I've only made small amounts of yarn at a time so far, but I can see a difference between the first little batch and the second. Maybe it would have been better to blend and spin a big batch of the fibre all at once, so that it's more consistent? Then again, those small differences are going to 'stripe' in the shawl, and maybe that'll look nice?

I'm past the 'experimental' stage with this yarn. I'm really pleased with the way it looks and knits, and I'm making it nice and consistently now. So I thought I'd bash 100g through the drum carder (about 20g at a time).

I like the colours to remain slightly separated (but the silk nicely distributed), so I'm trying to keep the white and yellow separate at the start. That allows me to put it through the drum carder 3 or 4 times and get a really thoroughly carded result without the colours being completely blended together.

It's about 3 parts white merino to one part cheesecake. Initially I mix some white and cheesecake on half the drum, with the rest of the white on the other half of the drum. I'm putting in half to one cap of silk per 20g, distributing that well across the drum. Here's a close-up of the delicious finished sliver. It looks a bit whiter in this photo than it really is. Also, the nests of carded fibre look paler than the finished yarn.

Here's progress so far. I don't have a huge amount of time to knit, but 'little and often' is working. I've also been inspired this week by this blog post.

I can't say it's completely free of mistakes, but they're not very noticeable. I'm getting much better at not making mistakes now (or at least spotting them early enough!)

I'm almost done with this 'bud' lace pattern, just a few more rows before moving on to the 'lily of the valley' border. I'm also looking forward to knitting 'nups' which involve purling 5 stitches together!

The pattern is available free from Evelyn Clark Designs. Download the pattern.

resurrection of the Swallowtail Shawl

I tried mixing some merino and a little silk to make some yarn similar to the 'wheatfield' yarn that I made earlier in the year. I was absolutely delighted with the result - the blended fibre is in the picture looking like silky airy candy floss made from gold.

It was a pleasure to spin. I felt that it was be more suitable for the swallowtail shawl than the home-dyed wool that I'd started with. (Previous blog entry here)

I decided to knit a small part of the shawl using the small amount that I'd spun. Just to see how it went. But it was such a pleasure to knit with and looked so good, I just kept on going... till I'd used my sample yarn... then carded and spun some more fibre and carried on knitting.

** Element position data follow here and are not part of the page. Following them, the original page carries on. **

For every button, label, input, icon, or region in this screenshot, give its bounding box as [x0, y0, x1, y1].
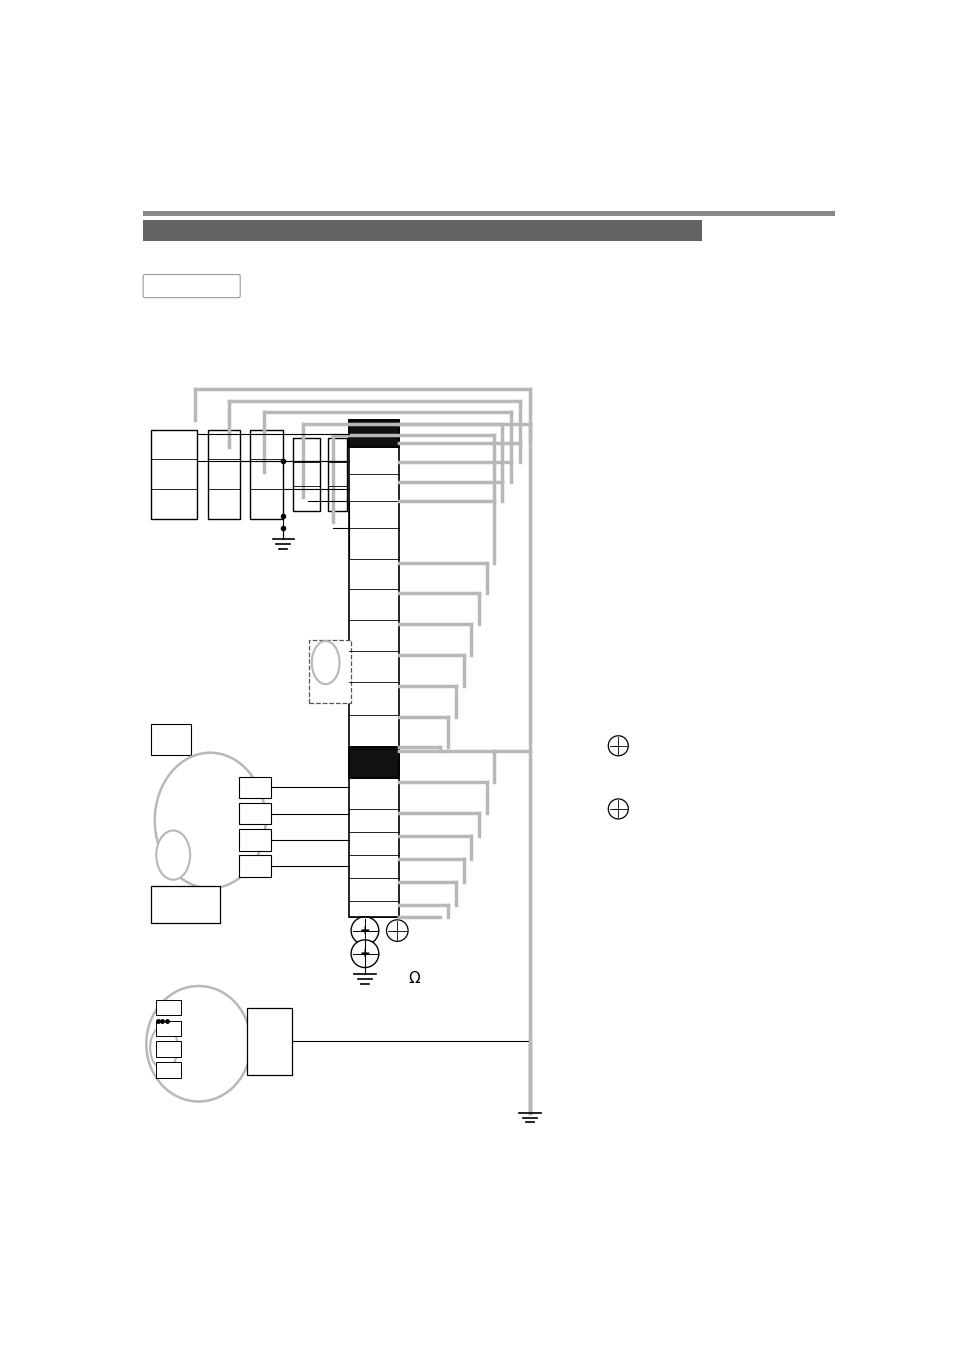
Ellipse shape	[156, 831, 190, 880]
Circle shape	[386, 920, 408, 942]
Bar	[349, 747, 398, 778]
Ellipse shape	[312, 642, 339, 684]
Circle shape	[351, 917, 378, 944]
Bar	[250, 430, 282, 519]
Bar	[151, 886, 220, 923]
Bar	[151, 430, 197, 519]
Bar	[349, 420, 398, 748]
Text: +: +	[359, 947, 370, 961]
Bar	[156, 1000, 181, 1016]
Bar	[208, 430, 240, 519]
Bar	[349, 747, 398, 917]
FancyBboxPatch shape	[143, 274, 240, 297]
Bar	[238, 777, 271, 798]
Bar	[156, 1062, 181, 1078]
Circle shape	[608, 798, 628, 819]
Circle shape	[608, 736, 628, 755]
Circle shape	[351, 940, 378, 967]
Bar	[143, 211, 834, 216]
Ellipse shape	[154, 753, 265, 888]
Text: −: −	[612, 742, 620, 751]
Bar	[349, 420, 398, 447]
Bar	[238, 830, 271, 851]
Ellipse shape	[146, 986, 251, 1101]
Bar	[328, 438, 347, 511]
Bar	[293, 438, 319, 511]
Bar	[156, 1042, 181, 1056]
Bar	[156, 1020, 181, 1036]
Bar	[238, 855, 271, 877]
Bar	[309, 639, 351, 703]
Text: −: −	[392, 927, 399, 938]
Bar	[143, 220, 701, 242]
Text: +: +	[359, 924, 370, 938]
Text: −: −	[612, 805, 620, 815]
Bar	[247, 1008, 292, 1075]
Bar	[151, 724, 191, 755]
Ellipse shape	[150, 1025, 177, 1069]
Text: Ω: Ω	[409, 971, 420, 986]
Bar	[238, 802, 271, 824]
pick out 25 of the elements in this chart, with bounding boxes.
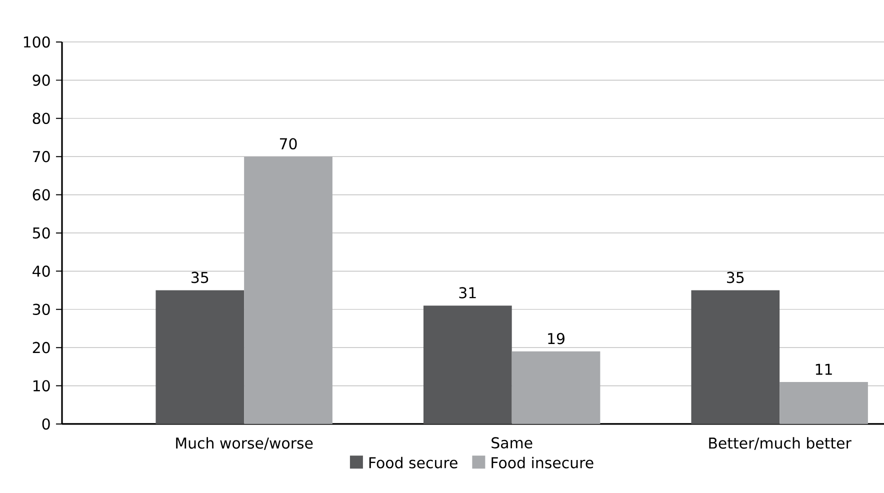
bar [691,290,780,424]
data-label: 35 [727,272,744,284]
y-tick-label: 0 [42,418,50,430]
x-tick-label: Same [492,437,532,448]
data-label: 35 [192,272,208,284]
data-label: 70 [280,138,297,150]
y-tick-label: 40 [32,266,50,277]
y-tick-label: 70 [33,150,50,162]
y-tick-label: 80 [32,112,50,124]
y-tick-label: 10 [33,380,50,392]
data-label: 19 [548,332,564,344]
data-label: 31 [459,287,476,298]
y-tick-label: 30 [32,304,50,316]
x-tick-label: Much worse/worse [176,437,313,450]
y-tick-label: 90 [32,74,50,86]
bar [156,290,244,424]
y-tick-label: 100 [24,36,50,48]
y-tick-label: 60 [32,189,50,200]
bar [423,306,512,424]
y-tick-label: 20 [32,342,50,354]
data-label: 11 [816,364,832,375]
x-tick-label: Better/much better [709,437,852,450]
legend-label: Food secure [369,456,458,468]
y-tick-label: 50 [32,227,50,239]
legend-label: Food insecure [492,456,594,468]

Time has just whizzed by and I already have about six repeats of the budding lace repeat - more than I managed before, and without any major disasters following the lace pattern.

I can't put my finger on why, but the previous attempt just wasn't working, and won't ever get finished. But something's just clicked into place here. This just works. And will be finished soon.

The yarn is 2-plied, about 17wpi, merino (two colours, white and cheesecake) with a small amount of silk. The pattern is Christine's Swallowtail Shawl. I'm knitting with 6mm x 24" circular needles.